We test each model on the engine most representative of how local users actually run it. We do not cherry-pick the fastest engine for headline numbers — we report the engine and its commit hash next to every result.

  • GGUF on NVIDIA / CPU / Apple: llama.cpp (latest tagged release).
  • EXL2 / GPU-only: ExLlamaV2 via tabbyAPI.
  • AWQ / GPTQ at production load: vLLM (latest stable).
  • Apple Silicon native: MLX (latest stable).
  • User-facing wrappers: we cross-check headline numbers against Ollama and LM Studio to make sure our llama.cpp results match what most users actually see.

How we measure tokens per second

The tokens-per-second numbers on Runyard are the generation throughput after prompt processing is complete. They reflect how fast the model streams output to a user during interactive use.

Specifically:

  • Prompt: a fixed 512-token instruction prompt drawn from a small held-out set.
  • Generation: 256 new tokens, greedy decoding, temperature 0.
  • Batch size: 1 (single-user local scenario). Throughput numbers for vLLM at higher batch are labeled separately.
  • Reported number: median of three runs after a one-run warm-up.
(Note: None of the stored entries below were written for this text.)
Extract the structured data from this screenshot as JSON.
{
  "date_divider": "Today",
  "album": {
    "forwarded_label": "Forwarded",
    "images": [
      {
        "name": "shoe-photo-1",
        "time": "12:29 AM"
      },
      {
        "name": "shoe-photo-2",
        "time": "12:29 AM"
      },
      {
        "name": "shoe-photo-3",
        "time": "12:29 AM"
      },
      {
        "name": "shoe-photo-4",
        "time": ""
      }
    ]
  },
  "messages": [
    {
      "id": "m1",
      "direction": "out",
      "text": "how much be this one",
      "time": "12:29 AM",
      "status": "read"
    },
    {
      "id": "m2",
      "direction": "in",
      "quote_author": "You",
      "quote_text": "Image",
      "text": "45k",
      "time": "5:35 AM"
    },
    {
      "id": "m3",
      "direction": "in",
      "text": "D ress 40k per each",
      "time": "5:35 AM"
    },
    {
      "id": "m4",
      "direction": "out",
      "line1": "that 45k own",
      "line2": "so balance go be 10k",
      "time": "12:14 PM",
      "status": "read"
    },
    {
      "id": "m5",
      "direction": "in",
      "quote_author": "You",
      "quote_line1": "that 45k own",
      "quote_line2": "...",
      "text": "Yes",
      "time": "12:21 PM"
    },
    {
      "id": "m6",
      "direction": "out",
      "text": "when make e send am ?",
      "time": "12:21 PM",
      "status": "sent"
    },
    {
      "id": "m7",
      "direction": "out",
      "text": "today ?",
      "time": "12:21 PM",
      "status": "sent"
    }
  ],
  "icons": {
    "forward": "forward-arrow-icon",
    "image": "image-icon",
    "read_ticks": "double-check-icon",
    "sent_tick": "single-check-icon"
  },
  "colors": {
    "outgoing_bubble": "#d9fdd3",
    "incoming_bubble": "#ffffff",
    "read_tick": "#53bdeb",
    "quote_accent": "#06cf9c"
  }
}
We also log min/max so outliers are visible.
  • We do not include first-token latency in the tokens/sec number; it is reported separately.

How we measure VRAM

Every "VRAM required" number on Runyard is the peak resident VRAM during the 256-token generation step. Resident — not reserved. CUDA and Metal both over-reserve, and quoting reserved numbers would lie about real fit.

  • Included: model weights, KV cache at the tested context length, attention scratch buffers, runtime overhead.
  • Excluded: the desktop compositor's VRAM (typically 0.5–1.5 GB on a daily-driver machine — budget for it before downloading).
  • Measured with: nvidia-smi --query-gpu=memory.used on NVIDIA, the metal_resident_memory counter on Apple Silicon, and rocm-smi on AMD.

What we exclude

We deliberately do not chase numbers that would mislead local users:

  • We do not benchmark with --no-mmap tricks or speculative decoding unless they are the default in the engine's shipping config.
  • We do not report multi-GPU tensor-parallel throughput unless the page is explicitly about multi-GPU.
  • We do not pre-warm caches across runs.
  • We do not test on overclocked or BIOS-tweaked hardware.

Replicating our numbers

Every benchmark post on Runyard ships with the exact command and engine version. As a baseline replication for a GGUF model on llama.cpp:

./llama-bench \
  -m ./models/llama-3.1-8b-q4_k_m.gguf \
  -ngl 999 \
  -p 512 -n 256 \
  -r 3

If your number is more than ~10% off ours and you are on the same engine, quant, and hardware, that is interesting and we want to know. The most common cause is background apps holding VRAM, but it is sometimes a driver or thermal issue we should flag for other readers.

Update cadence

We re-benchmark the reference model and hardware sets quarterly, and publish a short changelog when numbers move materially. Inference engines change quickly; a 15 tok/s number from six months ago can be 20 tok/s today on the same hardware after llama.cpp picked up new CUDA kernels.